Dec. 5th, the day before St. Nicholas’ feast, is Krampuslauf. Many cities in Europe and now the United States--including Los Angeles--hold parades of numerous Krampuses who march around, occasionally switching spectators and threatening to leap over barriers. In one online video from Europe (do NOT try this in the U.S., Krampus!) a Krampus switches a policeman who has admonished him to stay between the barricades. In several videos, they chase and switch young women or put children in baskets or on sleighs used as floats in the parade. The kids don't appear to be afraid of Krampus; many are delighted. A man dressed as Bishop Nicholas, in saintly white, usually follows, sometimes with a few young women dressed as angels.
In the late 19th Century Krampus started showing up on Christmas cards, often with the greeting “Gruss von Krampus!” Some cards portray him traditionally; others make fun of the tradition by depicting him carrying off an attractive woman or otherwise behaving in a salacious or silly way. Krampus is no longer the boogieman—he now belongs to the same category as the Lord of Misrule, adding a dash of chaos to an otherwise orderly, sober, and religious holiday.
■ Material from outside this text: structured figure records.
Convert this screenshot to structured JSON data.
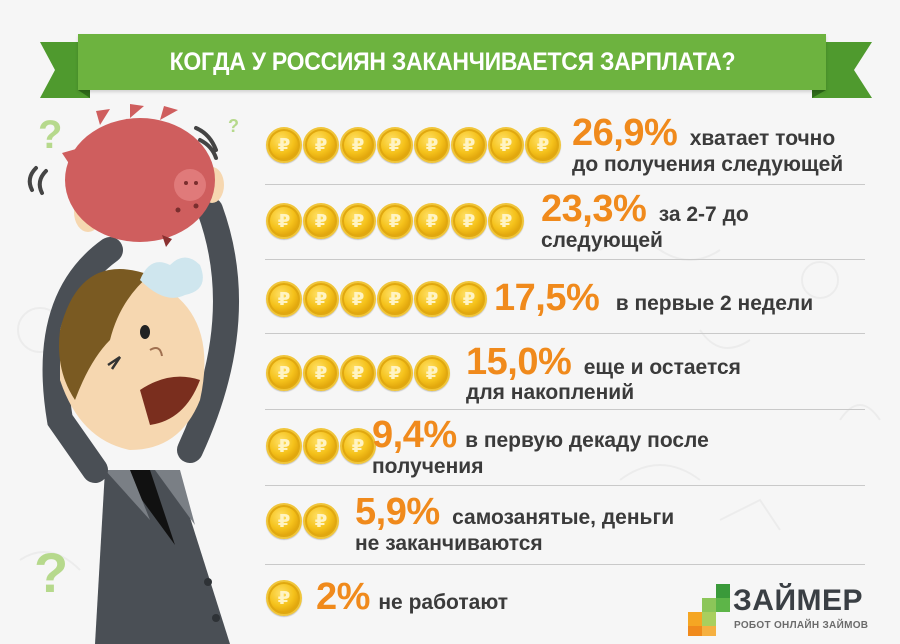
{
  "header": {
    "title": "КОГДА У РОССИЯН ЗАКАНЧИВАЕТСЯ ЗАРПЛАТА?"
  },
  "rows": [
    {
      "coins": 8,
      "percent": "26,9%",
      "line1": "хватает точно",
      "line2": "до получения следующей"
    },
    {
      "coins": 7,
      "percent": "23,3%",
      "line1": "за 2-7 до",
      "line2": "следующей"
    },
    {
      "coins": 6,
      "percent": "17,5%",
      "line1": "в первые 2 недели",
      "line2": ""
    },
    {
      "coins": 5,
      "percent": "15,0%",
      "line1": "еще и остается",
      "line2": "для накоплений"
    },
    {
      "coins": 3,
      "percent": "9,4%",
      "line1": "в первую декаду после",
      "line2": "получения"
    },
    {
      "coins": 2,
      "percent": "5,9%",
      "line1": "самозанятые, деньги",
      "line2": "не заканчиваются"
    },
    {
      "coins": 1,
      "percent": "2%",
      "line1": "не работают",
      "line2": ""
    }
  ],
  "coin_symbol": "₽",
  "logo": {
    "name": "ЗАЙМЕР",
    "tagline": "РОБОТ ОНЛАЙН ЗАЙМОВ"
  },
  "colors": {
    "banner_green": "#6db33f",
    "percent_orange": "#f08a1c",
    "text_dark": "#3b3b3b",
    "coin_gold": "#f5c21b"
  },
  "chart_data": {
    "type": "bar",
    "title": "КОГДА У РОССИЯН ЗАКАНЧИВАЕТСЯ ЗАРПЛАТА?",
    "orientation": "horizontal",
    "unit": "%",
    "categories": [
      "хватает точно до получения следующей",
      "за 2-7 до следующей",
      "в первые 2 недели",
      "еще и остается для накоплений",
      "в первую декаду после получения",
      "самозанятые, деньги не заканчиваются",
      "не работают"
    ],
    "values": [
      26.9,
      23.3,
      17.5,
      15.0,
      9.4,
      5.9,
      2
    ],
    "icon_counts": [
      8,
      7,
      6,
      5,
      3,
      2,
      1
    ],
    "xlabel": "",
    "ylabel": "",
    "grid": false,
    "legend": "none"
  }
}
We need Krampus. He is obviously a holdover from an earlier time, a time of Saturnalia and Winter Solstice festivities. He’d be an awesome guest at Festivus, because the rest of us get a little depressed this time of year and feel like there are a few out there who could use a good switching. It’s a time of stress, loneliness, poverty, and unrealistic expectations for a lot of people. So Krampus is the answer to the Christmas blues for some of us. He clangs his cowbell at carolers, stumbles rudely through the holiday parade, holds up traffic, drinks wassail straight from the bowl, and waves his switch blindly as his mask threatens to fall off. His avatars keep multiplying, usually wherever there are enough hipsters to make Krampus costumes and stage a parade or concert and wherever there are people who order from the Archie McPhee catalog. Only Santa Claus truly understands and appreciates him, but some of us are glad he’s there. He brings a little darkness to an otherwise disturbingly well-lit fete.